Dispatch | The Coastal Towns of Eastern Isabela

Blos River Aerial View
Blos River Aerial View
Blos River Aerial View

The isolation of Eastern Isabela has always been the lure to explore this remote place. Despite being on the mainland of Luzon, the area is cut off by Sierra Madre mountains. Finally last week, we had the chance to see the region for an exploration and ocular trip as a potential site for our Backpack Photography. After a 12-hour bus ride from Manila to Tuguegarao, we took a SkyPasada 19-seater plane for a 20-30 minutes plane ride to Maconacon. Flying in was already an experience. Seeing the lush forest of Sierra Madre Mountains and the beautiful coastline of Isabela was nothing short of impressive.
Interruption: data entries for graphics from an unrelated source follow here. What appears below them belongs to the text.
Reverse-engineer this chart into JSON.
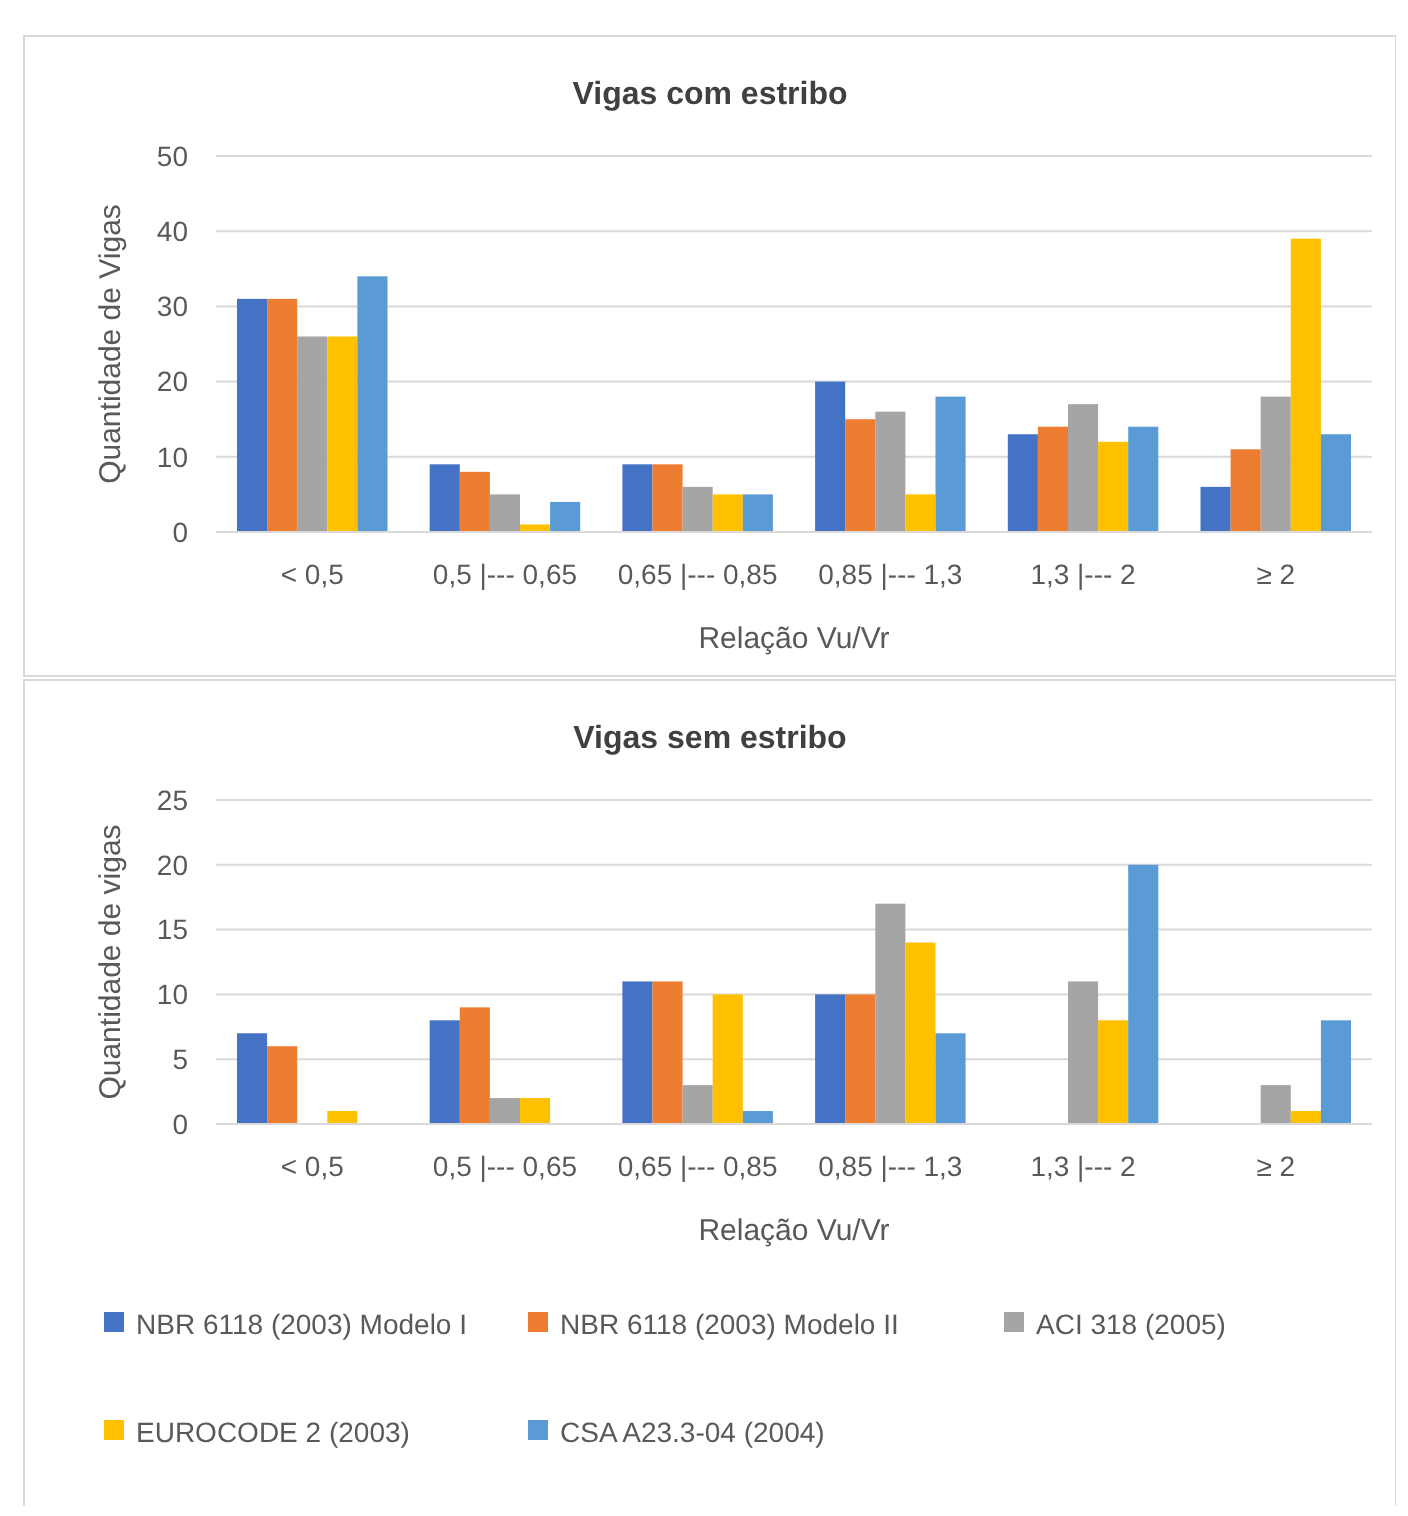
{
  "chart_data": [
    {
      "type": "bar",
      "title": "Vigas com estribo",
      "xlabel": "Relação Vu/Vr",
      "ylabel": "Quantidade de Vigas",
      "categories": [
        "< 0,5",
        "0,5 |--- 0,65",
        "0,65 |--- 0,85",
        "0,85 |--- 1,3",
        "1,3 |--- 2",
        "≥ 2"
      ],
      "ylim": [
        0,
        50
      ],
      "yticks": [
        0,
        10,
        20,
        30,
        40,
        50
      ],
      "grid": "y",
      "legend": false,
      "series": [
        {
          "color": "#4472c4",
          "values": [
            31,
            9,
            9,
            20,
            13,
            6
          ]
        },
        {
          "color": "#ed7d31",
          "values": [
            31,
            8,
            9,
            15,
            14,
            11
          ]
        },
        {
          "color": "#a5a5a5",
          "values": [
            26,
            5,
            6,
            16,
            17,
            18
          ]
        },
        {
          "color": "#ffc000",
          "values": [
            26,
            1,
            5,
            5,
            12,
            39
          ]
        },
        {
          "color": "#5b9bd5",
          "values": [
            34,
            4,
            5,
            18,
            14,
            13
          ]
        }
      ]
    },
    {
      "type": "bar",
      "title": "Vigas sem estribo",
      "xlabel": "Relação Vu/Vr",
      "ylabel": "Quantidade de vigas",
      "categories": [
        "< 0,5",
        "0,5 |--- 0,65",
        "0,65 |--- 0,85",
        "0,85 |--- 1,3",
        "1,3 |--- 2",
        "≥ 2"
      ],
      "ylim": [
        0,
        25
      ],
      "yticks": [
        0,
        5,
        10,
        15,
        20,
        25
      ],
      "grid": "y",
      "legend": "bottom",
      "series": [
        {
          "name": "NBR 6118 (2003) Modelo I",
          "color": "#4472c4",
          "values": [
            7,
            8,
            11,
            10,
            0,
            0
          ]
        },
        {
          "name": "NBR 6118 (2003) Modelo II",
          "color": "#ed7d31",
          "values": [
            6,
            9,
            11,
            10,
            0,
            0
          ]
        },
        {
          "name": "ACI 318 (2005)",
          "color": "#a5a5a5",
          "values": [
            0,
            2,
            3,
            17,
            11,
            3
          ]
        },
        {
          "name": "EUROCODE 2 (2003)",
          "color": "#ffc000",
          "values": [
            1,
            2,
            10,
            14,
            8,
            1
          ]
        },
        {
          "name": "CSA A23.3-04 (2004)",
          "color": "#5b9bd5",
          "values": [
            0,
            0,
            1,
            7,
            20,
            8
          ]
        }
      ]
    }
  ]
}
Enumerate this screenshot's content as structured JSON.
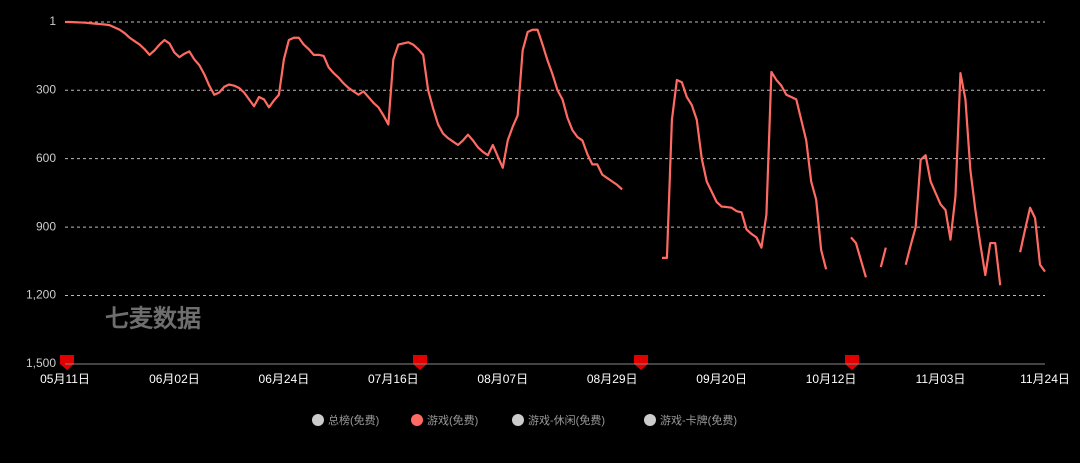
{
  "chart_data": {
    "type": "line",
    "watermark": "七麦数据",
    "ylim": [
      1500,
      1
    ],
    "yticks": [
      1,
      300,
      600,
      900,
      {
        "value": 1200,
        "label": "1,200"
      },
      {
        "value": 1500,
        "label": "1,500"
      }
    ],
    "grid": true,
    "categories": [
      "05月11日",
      null,
      null,
      null,
      null,
      null,
      null,
      null,
      null,
      null,
      null,
      null,
      null,
      null,
      null,
      null,
      null,
      null,
      null,
      null,
      null,
      null,
      "06月02日",
      null,
      null,
      null,
      null,
      null,
      null,
      null,
      null,
      null,
      null,
      null,
      null,
      null,
      null,
      null,
      null,
      null,
      null,
      null,
      null,
      null,
      "06月24日",
      null,
      null,
      null,
      null,
      null,
      null,
      null,
      null,
      null,
      null,
      null,
      null,
      null,
      null,
      null,
      null,
      null,
      null,
      null,
      null,
      null,
      "07月16日",
      null,
      null,
      null,
      null,
      null,
      null,
      null,
      null,
      null,
      null,
      null,
      null,
      null,
      null,
      null,
      null,
      null,
      null,
      null,
      null,
      null,
      "08月07日",
      null,
      null,
      null,
      null,
      null,
      null,
      null,
      null,
      null,
      null,
      null,
      null,
      null,
      null,
      null,
      null,
      null,
      null,
      null,
      null,
      null,
      "08月29日",
      null,
      null,
      null,
      null,
      null,
      null,
      null,
      null,
      null,
      null,
      null,
      null,
      null,
      null,
      null,
      null,
      null,
      null,
      null,
      null,
      null,
      "09月20日",
      null,
      null,
      null,
      null,
      null,
      null,
      null,
      null,
      null,
      null,
      null,
      null,
      null,
      null,
      null,
      null,
      null,
      null,
      null,
      null,
      null,
      "10月12日",
      null,
      null,
      null,
      null,
      null,
      null,
      null,
      null,
      null,
      null,
      null,
      null,
      null,
      null,
      null,
      null,
      null,
      null,
      null,
      null,
      null,
      "11月03日",
      null,
      null,
      null,
      null,
      null,
      null,
      null,
      null,
      null,
      null,
      null,
      null,
      null,
      null,
      null,
      null,
      null,
      null,
      null,
      null,
      "11月24日"
    ],
    "series": [
      {
        "name": "总榜(免费)",
        "color": "#cccccc",
        "visible": false
      },
      {
        "name": "游戏(免费)",
        "color": "#ff6b63",
        "visible": true,
        "values": [
          1,
          1,
          2,
          3,
          4,
          6,
          8,
          10,
          12,
          15,
          25,
          35,
          50,
          70,
          85,
          100,
          120,
          145,
          125,
          100,
          80,
          95,
          135,
          155,
          140,
          130,
          165,
          190,
          230,
          280,
          320,
          310,
          285,
          275,
          280,
          290,
          310,
          340,
          370,
          330,
          340,
          375,
          345,
          320,
          165,
          80,
          70,
          70,
          100,
          120,
          145,
          145,
          150,
          200,
          225,
          245,
          270,
          290,
          305,
          320,
          305,
          330,
          355,
          375,
          410,
          450,
          165,
          100,
          95,
          90,
          100,
          120,
          145,
          300,
          380,
          450,
          490,
          510,
          525,
          540,
          520,
          495,
          520,
          550,
          570,
          585,
          540,
          590,
          640,
          520,
          460,
          410,
          125,
          45,
          35,
          35,
          100,
          170,
          230,
          300,
          340,
          420,
          475,
          505,
          520,
          580,
          625,
          625,
          670,
          685,
          700,
          715,
          735,
          null,
          null,
          null,
          null,
          null,
          null,
          null,
          1035,
          1035,
          430,
          255,
          265,
          330,
          365,
          430,
          600,
          700,
          745,
          790,
          810,
          812,
          815,
          830,
          835,
          910,
          930,
          945,
          990,
          845,
          220,
          255,
          280,
          320,
          330,
          340,
          430,
          520,
          700,
          780,
          1000,
          1085,
          null,
          null,
          null,
          null,
          945,
          970,
          1045,
          1120,
          null,
          null,
          1075,
          990,
          null,
          null,
          null,
          1065,
          980,
          900,
          605,
          585,
          700,
          750,
          800,
          825,
          955,
          765,
          225,
          340,
          650,
          825,
          975,
          1110,
          970,
          970,
          1155,
          null,
          null,
          null,
          1010,
          910,
          815,
          860,
          1065,
          1095
        ]
      },
      {
        "name": "游戏-休闲(免费)",
        "color": "#cccccc",
        "visible": false
      },
      {
        "name": "游戏-卡牌(免费)",
        "color": "#cccccc",
        "visible": false
      }
    ]
  }
}
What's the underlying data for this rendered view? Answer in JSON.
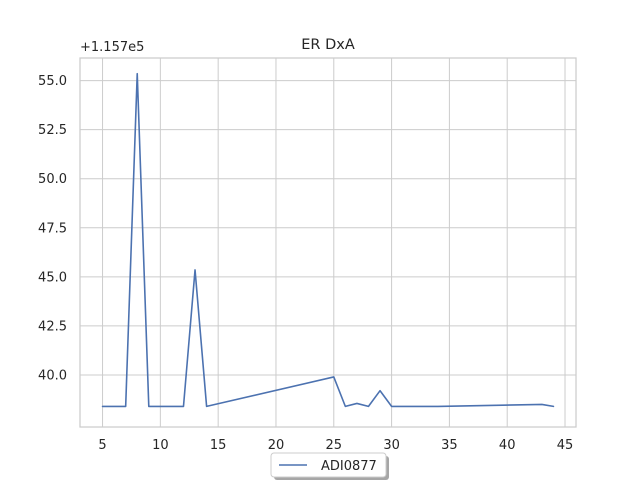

Coastline leading to the town center of Maconacon
Coastline leading to the town center of Maconacon

We explored Maconacon, the rugged terrain, devastated and ravaged by Typhoon Juan in 2010, is now showing signs of recovery albeit the changes on its landscape. A cancelled flight also gave us an opportunity to visit Divilacan, which left us wanting to explore more of this unexpectedly wonderful coastal town. Electricity has a small window for a few hours in the evening, there’s a cell site but is mostly down leaving the regions disconnected most of the time from the rest of the country. Yet this isolation may be also be the remaining charm of these places aside from the gentle yet skill-full Dumagats, an indigenous group of people, still on their nomadic and hunting ways while slowly adjusting to the modern world. Isabela may be one of the last few gems untouched by commercialisation.

Beautiful beach stretch leading north of Cagayan
Beautiful beach stretch leading north of Cagayan

4 Comments

  1. Is this a part of Palanan? I’ve long wanted to go there, but my companion always don’t have free time!

    • Hi Nids! Nope but it’s part of the neighbouring coastal towns of Palanan, particularly Maconocan, Divilacan and Dinapigue

  2. Hoping someday I can also explore my parents province!